The DVD edition of the film touches base with Mr. Newman and Miss Woodward in a featurette made for Turner Classic Movies a few years ago.
At the press junket for their last major co-starring vehicle, “Mr. & Mrs. Bridge,” in 1992, Joanne Woodward recalled, “Over the years Paul and I have acted together endlessly. It’s always fun. The burden just rolls away.”
Paul Newman had been photogenically and temperamentally arresting from the outset. Not even the torpid “Silver Chalice” could conceal some kind of brooding and good-looking potential. But he had been ill-served by Warner Bros., the studio that signed him to a long-term contract. The send-off might have been different — and more historic. He tested for the role in “East of Eden” that made James Dean a star in 1955. He might also have been an eye-opening choice as Mr. Dean’s older brother — the audition material collected for the “Eden” DVD suggests as much. It also suggests that Mr. Newman might have emerged as the more attractive presence and thrown the finished film out of whack.
Mr. Newman returned to New York after the disillusionment of “Silver Chalice” and resumed frequent TV roles. A year later, he got a crowd-pleasing second chance in Hollywood as boxer Graziano in “Somebody up There Likes Me.” Its success also owed something to television: the real Graziano had become a lovable pug fixture as Martha Raye’s boyfriend on her comedy-variety series.

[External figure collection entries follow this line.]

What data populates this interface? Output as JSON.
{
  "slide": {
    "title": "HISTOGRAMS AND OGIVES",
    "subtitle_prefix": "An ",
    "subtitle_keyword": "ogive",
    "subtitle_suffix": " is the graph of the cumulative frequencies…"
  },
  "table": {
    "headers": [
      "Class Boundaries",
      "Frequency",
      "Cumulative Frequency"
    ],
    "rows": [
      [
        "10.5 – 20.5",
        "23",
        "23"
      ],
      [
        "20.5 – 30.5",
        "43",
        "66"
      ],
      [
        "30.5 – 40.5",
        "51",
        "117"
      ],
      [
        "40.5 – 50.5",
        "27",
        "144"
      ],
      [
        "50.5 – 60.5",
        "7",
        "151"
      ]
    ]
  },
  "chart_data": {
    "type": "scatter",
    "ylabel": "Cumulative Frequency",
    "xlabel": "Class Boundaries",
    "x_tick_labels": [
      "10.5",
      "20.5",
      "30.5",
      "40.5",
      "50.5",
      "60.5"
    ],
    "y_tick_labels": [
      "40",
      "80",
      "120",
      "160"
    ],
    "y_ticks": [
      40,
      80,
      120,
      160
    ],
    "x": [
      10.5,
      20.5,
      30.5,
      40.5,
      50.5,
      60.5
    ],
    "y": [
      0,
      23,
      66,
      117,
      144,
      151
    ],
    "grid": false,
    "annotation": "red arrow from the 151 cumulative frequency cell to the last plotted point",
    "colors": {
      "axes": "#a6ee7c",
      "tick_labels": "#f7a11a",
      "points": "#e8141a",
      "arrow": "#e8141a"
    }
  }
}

In a way, audiences had been warmed up for the Rocky back story.
Typically, this breakthrough role had also come at another studio, MGM. A subsequent loan-out to Metro provided Mr. Newman with an additional big hit in 1958: playing hard-to-get in his pajamas opposite love-starved Elizabeth Taylor in “Cat on a Hot Tin Roof.” This was a peerless glamour match at the time and never repeated, curiously enough, in years to come.
Mr. Newman’s preposterously tormented character, Brick, always had better love scenes with his father, Big Daddy. Much more seems to be at stake when Paul Newman is emoting with Burl Ives than Elizabeth Taylor.

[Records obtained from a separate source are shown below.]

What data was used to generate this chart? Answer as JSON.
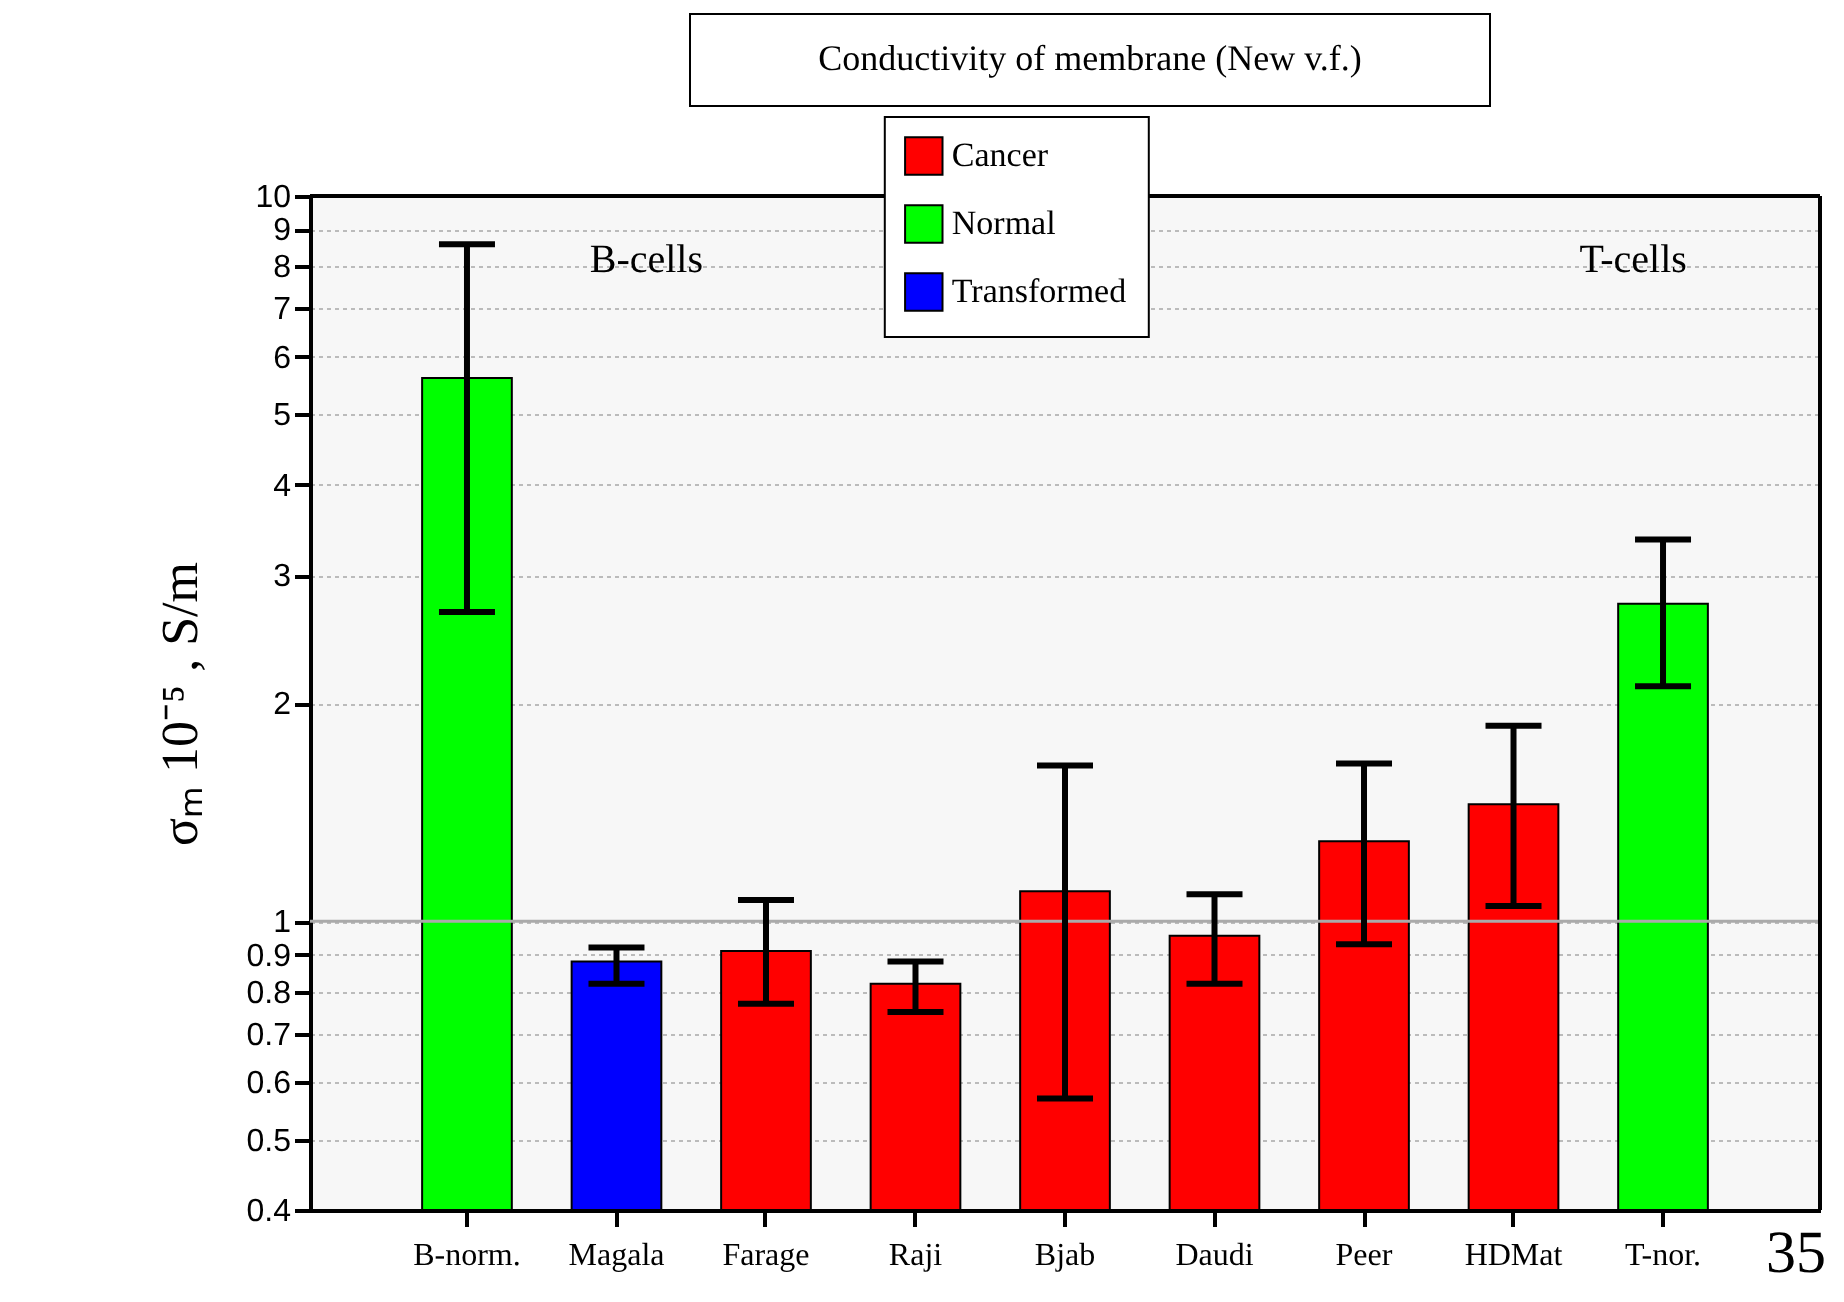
{
  "chart_data": {
    "type": "bar",
    "title": "Conductivity of membrane (New v.f.)",
    "ylabel": "σₘ 10⁻⁵ , S/m",
    "categories": [
      "B-norm.",
      "Magala",
      "Farage",
      "Raji",
      "Bjab",
      "Daudi",
      "Peer",
      "HDMat",
      "T-nor."
    ],
    "series": [
      {
        "name": "Cancer",
        "color": "#ff0000",
        "values": [
          null,
          null,
          0.91,
          0.82,
          1.1,
          0.955,
          1.29,
          1.45,
          null
        ],
        "errors": [
          null,
          null,
          [
            0.77,
            1.07
          ],
          [
            0.75,
            0.88
          ],
          [
            0.57,
            1.64
          ],
          [
            0.82,
            1.09
          ],
          [
            0.93,
            1.65
          ],
          [
            1.05,
            1.86
          ],
          null
        ]
      },
      {
        "name": "Normal",
        "color": "#00ff00",
        "values": [
          5.61,
          null,
          null,
          null,
          null,
          null,
          null,
          null,
          2.74
        ],
        "errors": [
          [
            2.67,
            8.58
          ],
          null,
          null,
          null,
          null,
          null,
          null,
          null,
          [
            2.11,
            3.36
          ]
        ]
      },
      {
        "name": "Transformed",
        "color": "#0000ff",
        "values": [
          null,
          0.88,
          null,
          null,
          null,
          null,
          null,
          null,
          null
        ],
        "errors": [
          null,
          [
            0.82,
            0.92
          ],
          null,
          null,
          null,
          null,
          null,
          null,
          null
        ]
      }
    ],
    "log": true,
    "ylim": [
      0.4,
      10
    ],
    "yticks": [
      0.4,
      0.5,
      0.6,
      0.7,
      0.8,
      0.9,
      1,
      2,
      3,
      4,
      5,
      6,
      7,
      8,
      9,
      10
    ],
    "grid": "y",
    "legend": "top",
    "ref_lines": [
      {
        "axis": "y",
        "value": 1,
        "color": "#aaaaaa",
        "line_style": "solid"
      }
    ],
    "annotations": [
      "B-cells",
      "T-cells",
      "35"
    ]
  }
}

Mr. Newman remade one of his teleplays, “The Death of Billy the Kid,” at Warners, retitled “The Left-Handed Gun” and directed by Arthur Penn, whose inventive and disquieting flair for violence was evident in the best sequences. In retrospect, the actor’s attraction to impulsive, anti-social figures such as roughneck Rocky and psychopathic Billy seems to leave him overmatched. He’s more believable as knowing, calculating, socially astute protagonists, whether they belong to the Deep South of “The Long Hot Summer,” the Far West of “Hud” and “Butch Cassidy and the Sundance Kid,” the legal world of Philadelphia in “The Young Philadelphians” or the expatriate jazz scene of Paris in “Paris Blues,” where he portrayed an unattainable object of passion for Miss Woodward.
Self-confident, contemplative character traits ultimately flattered him more than explosive or overemotional displays, and it didn’t hurt that the self-confidence spilled over into cockiness and insolence, as it did so distinctively in “The Long Hot Summer” and “The Hustler.” Even a certain kind of hardheartedness worked for him, notably in “Paris Blues” and “Hud.”

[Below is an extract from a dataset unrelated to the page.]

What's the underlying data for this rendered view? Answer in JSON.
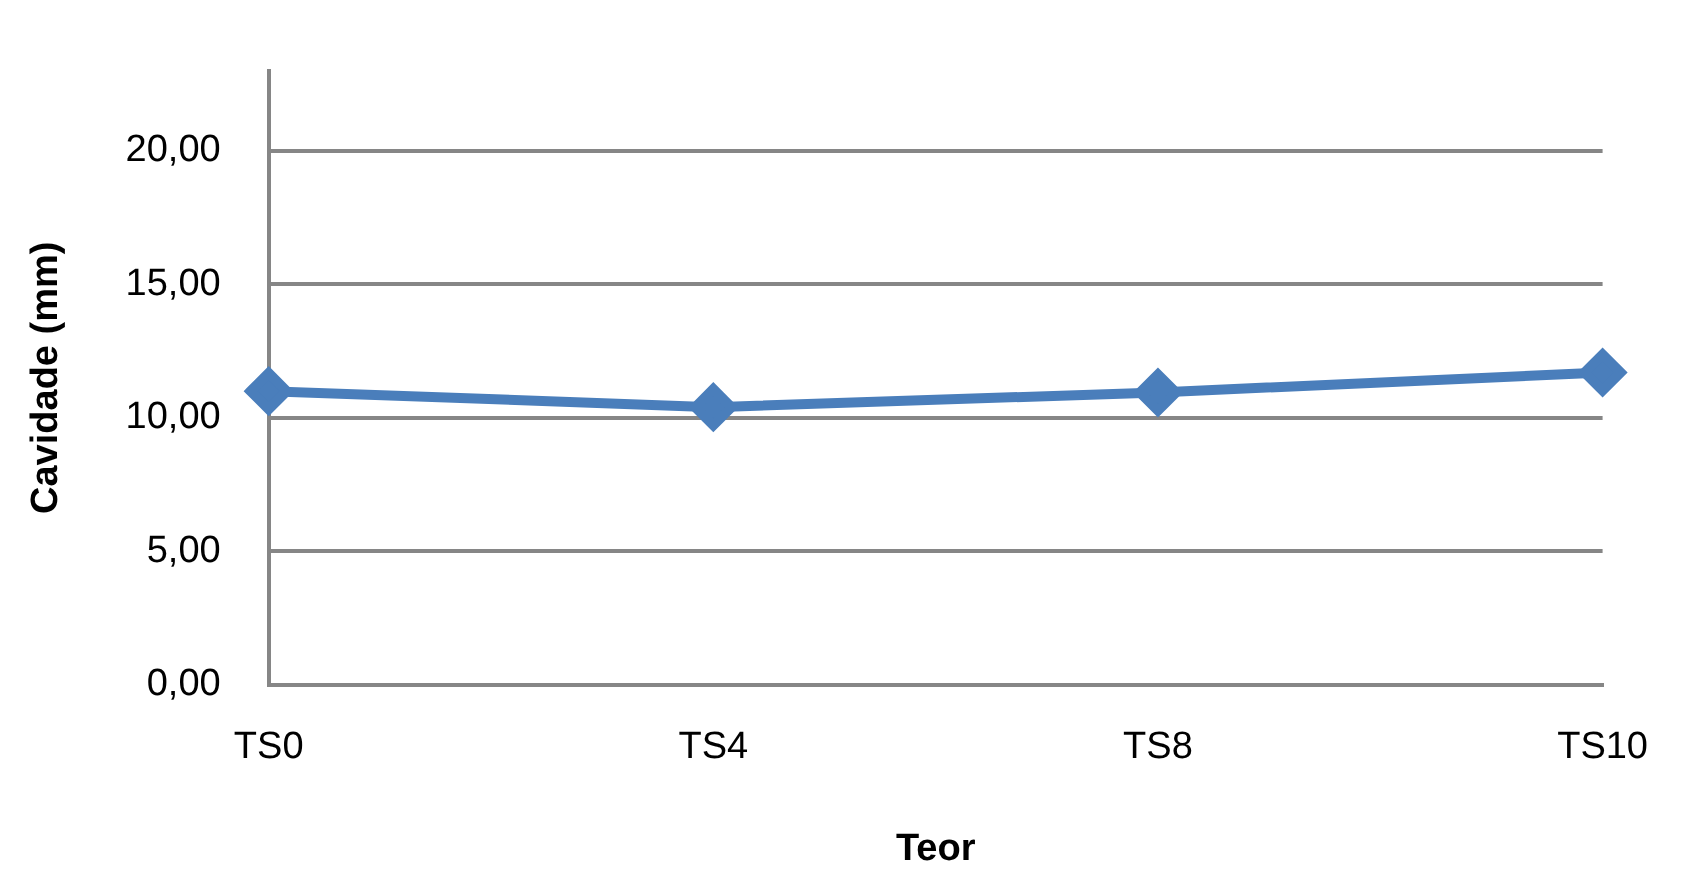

Mr. Newman hasn’t been immune to stinkers, and they ganged up on him absurdly at the end of the 1970s when “Quintet” and “When Time Ran Out” cried out to be mercifully forgotten.
Despite the slip-ups, Paul Newman has been resourceful and fortunate enough to get second-wind roles time and again: “The Sting,” “Slap Shot,” “Absence of Malice,” “The Verdict,” “The Color of Money,” “Blaze,” “Nobody’s Fool.” The upshot has been an exceptionally satisfying career.